AKIPRESS.COM - post-coup Turkey’s post-coup crackdown took a more sinister turn on Tuesday after tens of thousands of teachers were fired and all the country’s university deans were told they faced suspension, reports The Telegraph.

The licenses of 21,000 staff working in private schools were revoked, more than 15,000 employees at the education ministry were sacked, and the state-run higher education council demanded the resignation of 1,577 university deans.

The purge is part of President Recep Tayyip Erdoğan’s heavy-handed attempt to root out supporters of Fethullah Gülen, the U.S.-based cleric accused of orchestrating the failed revolt, whose movement is accused of infiltrating state institutions.

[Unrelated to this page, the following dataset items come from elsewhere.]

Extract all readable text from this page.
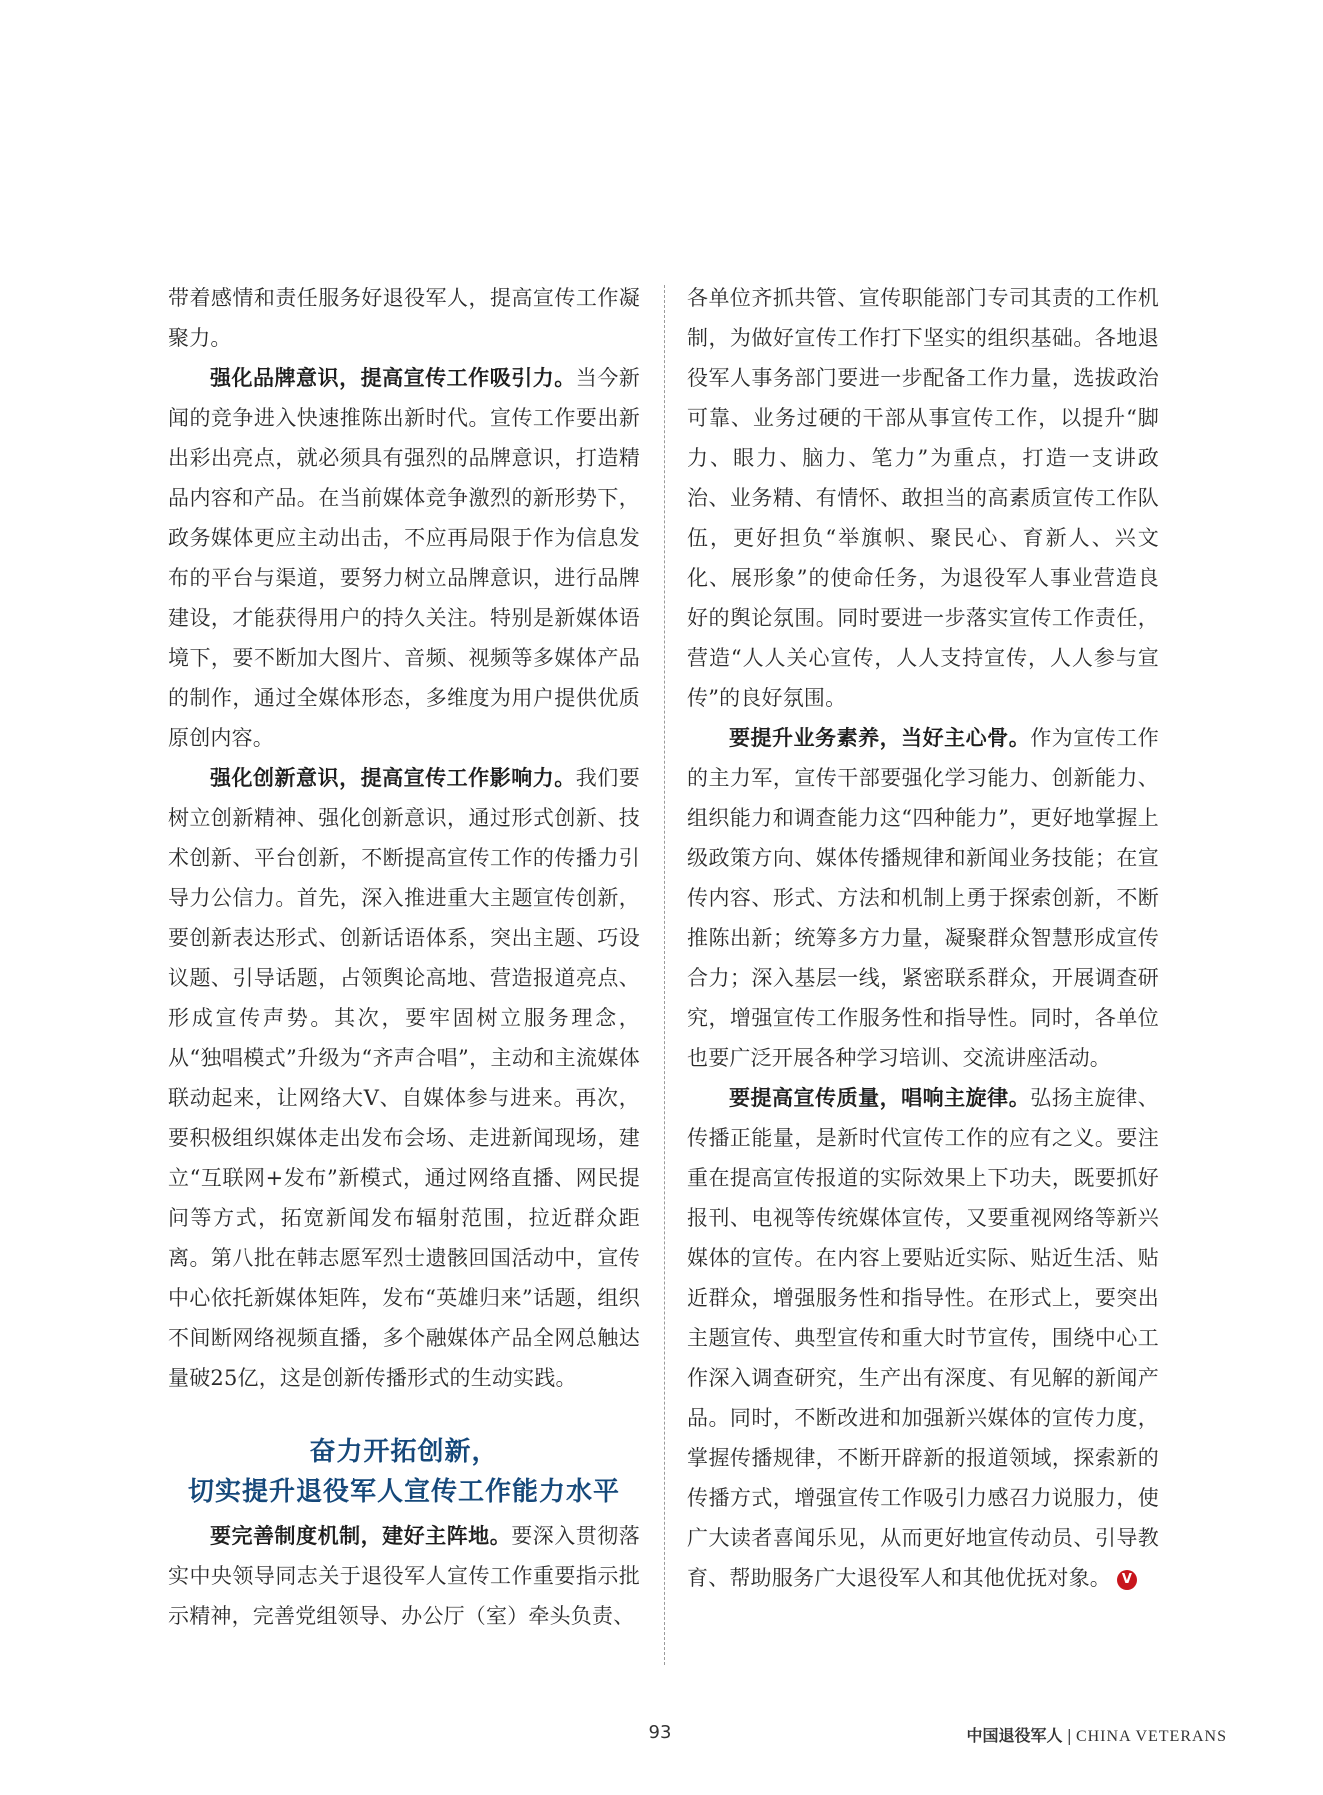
带着感情和责任服务好退役军人，提高宣传工作凝聚力。

强化品牌意识，提高宣传工作吸引力。当今新闻的竞争进入快速推陈出新时代。宣传工作要出新出彩出亮点，就必须具有强烈的品牌意识，打造精品内容和产品。在当前媒体竞争激烈的新形势下，政务媒体更应主动出击，不应再局限于作为信息发布的平台与渠道，要努力树立品牌意识，进行品牌建设，才能获得用户的持久关注。特别是新媒体语境下，要不断加大图片、音频、视频等多媒体产品的制作，通过全媒体形态，多维度为用户提供优质原创内容。

强化创新意识，提高宣传工作影响力。我们要树立创新精神、强化创新意识，通过形式创新、技术创新、平台创新，不断提高宣传工作的传播力引导力公信力。首先，深入推进重大主题宣传创新，要创新表达形式、创新话语体系，突出主题、巧设议题、引导话题，占领舆论高地、营造报道亮点、形成宣传声势。其次，要牢固树立服务理念，从“独唱模式”升级为“齐声合唱”，主动和主流媒体联动起来，让网络大V、自媒体参与进来。再次，要积极组织媒体走出发布会场、走进新闻现场，建立“互联网+发布”新模式，通过网络直播、网民提问等方式，拓宽新闻发布辐射范围，拉近群众距离。第八批在韩志愿军烈士遗骸回国活动中，宣传中心依托新媒体矩阵，发布“英雄归来”话题，组织不间断网络视频直播，多个融媒体产品全网总触达量破25亿，这是创新传播形式的生动实践。

奋力开拓创新，
切实提升退役军人宣传工作能力水平

要完善制度机制，建好主阵地。要深入贯彻落实中央领导同志关于退役军人宣传工作重要指示批示精神，完善党组领导、办公厅（室）牵头负责、

各单位齐抓共管、宣传职能部门专司其责的工作机制，为做好宣传工作打下坚实的组织基础。各地退役军人事务部门要进一步配备工作力量，选拔政治可靠、业务过硬的干部从事宣传工作，以提升“脚力、眼力、脑力、笔力”为重点，打造一支讲政治、业务精、有情怀、敢担当的高素质宣传工作队伍，更好担负“举旗帜、聚民心、育新人、兴文化、展形象”的使命任务，为退役军人事业营造良好的舆论氛围。同时要进一步落实宣传工作责任，营造“人人关心宣传，人人支持宣传，人人参与宣传”的良好氛围。

要提升业务素养，当好主心骨。作为宣传工作的主力军，宣传干部要强化学习能力、创新能力、组织能力和调查能力这“四种能力”，更好地掌握上级政策方向、媒体传播规律和新闻业务技能；在宣传内容、形式、方法和机制上勇于探索创新，不断推陈出新；统筹多方力量，凝聚群众智慧形成宣传合力；深入基层一线，紧密联系群众，开展调查研究，增强宣传工作服务性和指导性。同时，各单位也要广泛开展各种学习培训、交流讲座活动。

要提高宣传质量，唱响主旋律。弘扬主旋律、传播正能量，是新时代宣传工作的应有之义。要注重在提高宣传报道的实际效果上下功夫，既要抓好报刊、电视等传统媒体宣传，又要重视网络等新兴媒体的宣传。在内容上要贴近实际、贴近生活、贴近群众，增强服务性和指导性。在形式上，要突出主题宣传、典型宣传和重大时节宣传，围绕中心工作深入调查研究，生产出有深度、有见解的新闻产品。同时，不断改进和加强新兴媒体的宣传力度，掌握传播规律，不断开辟新的报道领域，探索新的传播方式，增强宣传工作吸引力感召力说服力，使广大读者喜闻乐见，从而更好地宣传动员、引导教育、帮助服务广大退役军人和其他优抚对象。 V

93	中国退役军人 | CHINA VETERANS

Ankara says the reclusive Gülen, who wields enormous influence in Turkey through loyalists in various apparatus as well as a private school network school, hatched the plot to end Erdoğan's 13 years in power from his home in Pennsylvania.

"I'm sorry but this parallel terrorist organization will no longer be an effective pawn for any country," Binali Yıldırım, Turkey’s prime minister, said. "We will dig them up by their roots so that no clandestine terrorist organization will have the nerve to betray our blessed people again."

On Tuesday he handed to the U.S. a dossier of what he said was evidence of Gülen’s involvement in the mutiny and called for his swift extradition.

The suspensions followed Monday’s purge targeting other ministries and state institutions.

The employees include 9,000 police, 2,745 judges, 8,777 from the interior ministry 1,500 from the finance ministry, 257 staff working at the prime minister’s office, at least 100 from the National Intelligence Agency MIT, 399 from the family and social affairs ministry and 492 from the religious affairs ministry.

Officials signaled that the country was to undergo further major changes in the coming days. Mevlüt Çavuşoğlu, the foreign minister, canceled his visit to Washington to attend a National Security Council meeting tomorrow, where Erdoğan said that he would issue an “important announcement” following the meeting.

There was speculation that Erdoğan might try to put in place a state of emergency so as to take full control of all state institutions.

“The focus tomorrow will be on how we can deal with the Gülenist terror organization in a more effective way. The current way does not work. There are some laws that don’t allow us to deal with this properly and we’ll discuss that,” an advisor to Yıldırım said.